Interviewer: Siobhán McHugh for National Library of Australia
Tomás de Bháldraithe was accustomed to the sounds of the Irish language before his official appearance into the world. His Dublin based family, in order to immerse themselves in an Irish speaking environment, used to holiday in the Gaeltacht of Connemara for three months every year. As Tomás recalls, ‘I think it was there in my mother’s womb before I was born, must have been’. His father, one of Ireland’s leading Gaelic scholars, was appointed Professor of Irish in University College Dublin in 1960 and produced what is still one of the standard works in the language, de Bháldraithe’s ‘English Irish Dictionary’. Indeed love of other languages, and the learning of them, has always been part of Tomás’ life. In 1972, whilst working in Norway, he did a simultaneous translation from Irish into Norwegian as President Patrick Hillery read Ireland’s acceptance speech when the country joined the European Economic Community.
From his time in Norway Tomás developed a commitment to the idea of community renewal, especially in relation to isolated communities. Returning to Ireland in the mid-1960s, he attended UCD and after graduation went to work as a schoolteacher in Connemara. It was a time, he feels, when Ireland was emerging from the conservative economic, cultural and social constraints of post-independence governments too easily influenced by the authority of the Catholic church. Those decades had produced a situation which saw young Irish men and women take to the emigrant boat in their thousands:
… it really upsets me … the generations that had to suffer this, the generations that were shipped abroad like cattle on a mail boat by a non-caring and a non-progressive government and a state that were kept in a kind of limbo situation so long by the church.
In Connemara Tomás became a school principal, helped form and run a local Co-Op and participated in a movement to elect an independent to Galway County Council. This was an isolated, Irish-speaking region of self-reliant people who felt themselves more connected, through emigration and returned emigrants, to Boston and New York:
… they are people of their environment and they are very independent … not a nationalistic thing, it’s not a kind of being more Irish than anything else, they just are proud of their heritage and they’ll hang on to it as best they can until modern youth gives it away, this generation will give it away.
A mid career break brought Tomás de Bháldraithe to Sydney and teaching experiences in New South Wales high schools. Here he encountered the remarkable resilience of the human spirit in teenagers with lives torn apart by war. In particular he recalls one diligent student who wanted to succeed but lived alone in a shed behind a block of units:
… to come across such humanity and such dedication and all his family had been wiped out … I think he was from Cambodia.
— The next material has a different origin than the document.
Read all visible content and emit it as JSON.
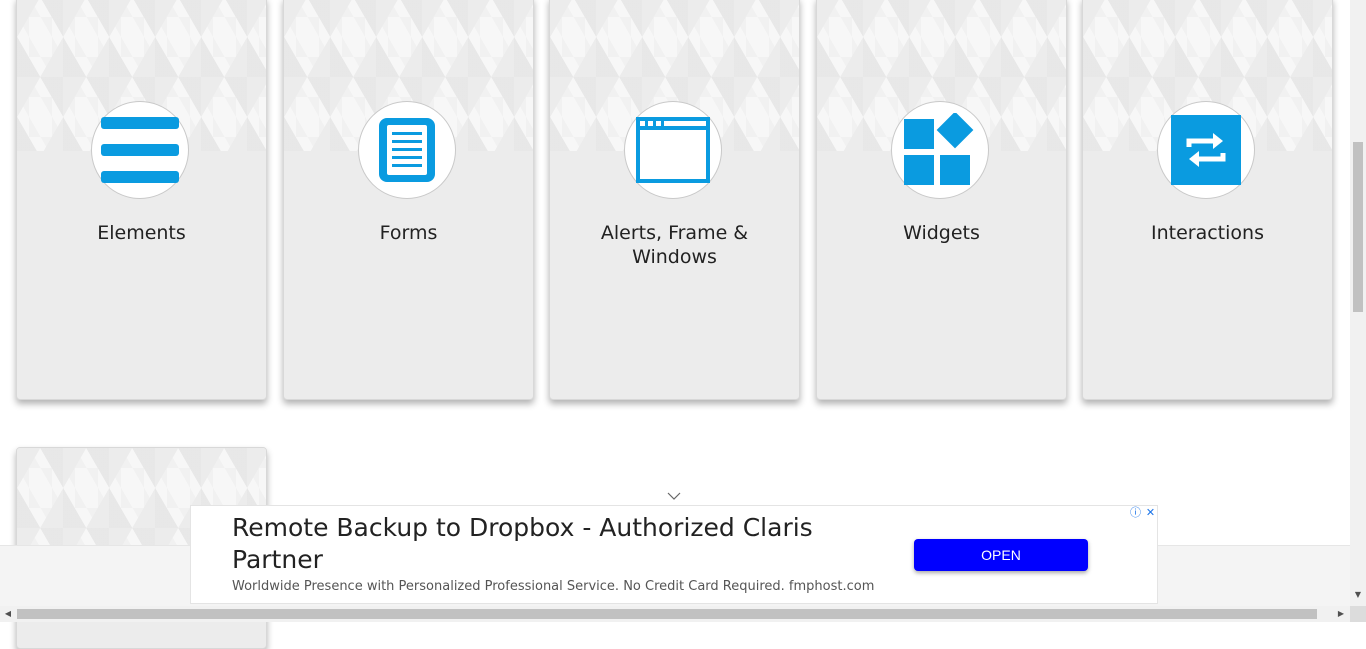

Tomás also made contact with other Irish immigrants by visiting the Gaelic Club and by going to music sessions listening to singers and musicians like the late John Dengate, a brilliant interpreter of the Irish-Australian story.
A mid-career break, however, turned into marriage and eventually into permanent settlement. For many years Tomás has maintained his connection with the Irish language by teaching Irish classes at the INA and also assisted with the staging of performances of modern Irish musical and theatrical productions. Tomás’ support has always been here for key Irish/Australian events such as the INA’s Easter Sunday commemorations at the 1798 Memorial in Waverly Cemetery and the gathering at the Australian Famine Memorial at the Hyde Park Barracks. He has movingly described one of the elements of the Great Famine Memorial in these words:
… it’s just the table there with a few books left, somebody’s just gone, left the door closed, and that’s all, they’re all gone.
In some ways Tomás feels that he came to the relocation of permanent emigration a bit late in life, something that has made adjustment to the realities of some aspects of modern Australian culture difficult. Nonetheless, the Sydney Irish community is lucky to have among them a truly modern Irishman, a linguist steeped in the beauty and dignity of Ireland as expressed through its native language and historical experience and someone who fully appreciates the complexity and reality of an Ireland made up of different cultural attachments and ways of looking at the world. Tomás welcomes that diversity and dismisses any too narrow definition of what it is to be Irish:
… this kind of a fundamental basis of being Irish, you have to be a Catholic, you have to love the GAA, you have to love the language, no, I respect people from all backgrounds, they can be Irish whether they speak Chinese, Italian or Greek so long as they have an attachment to the country.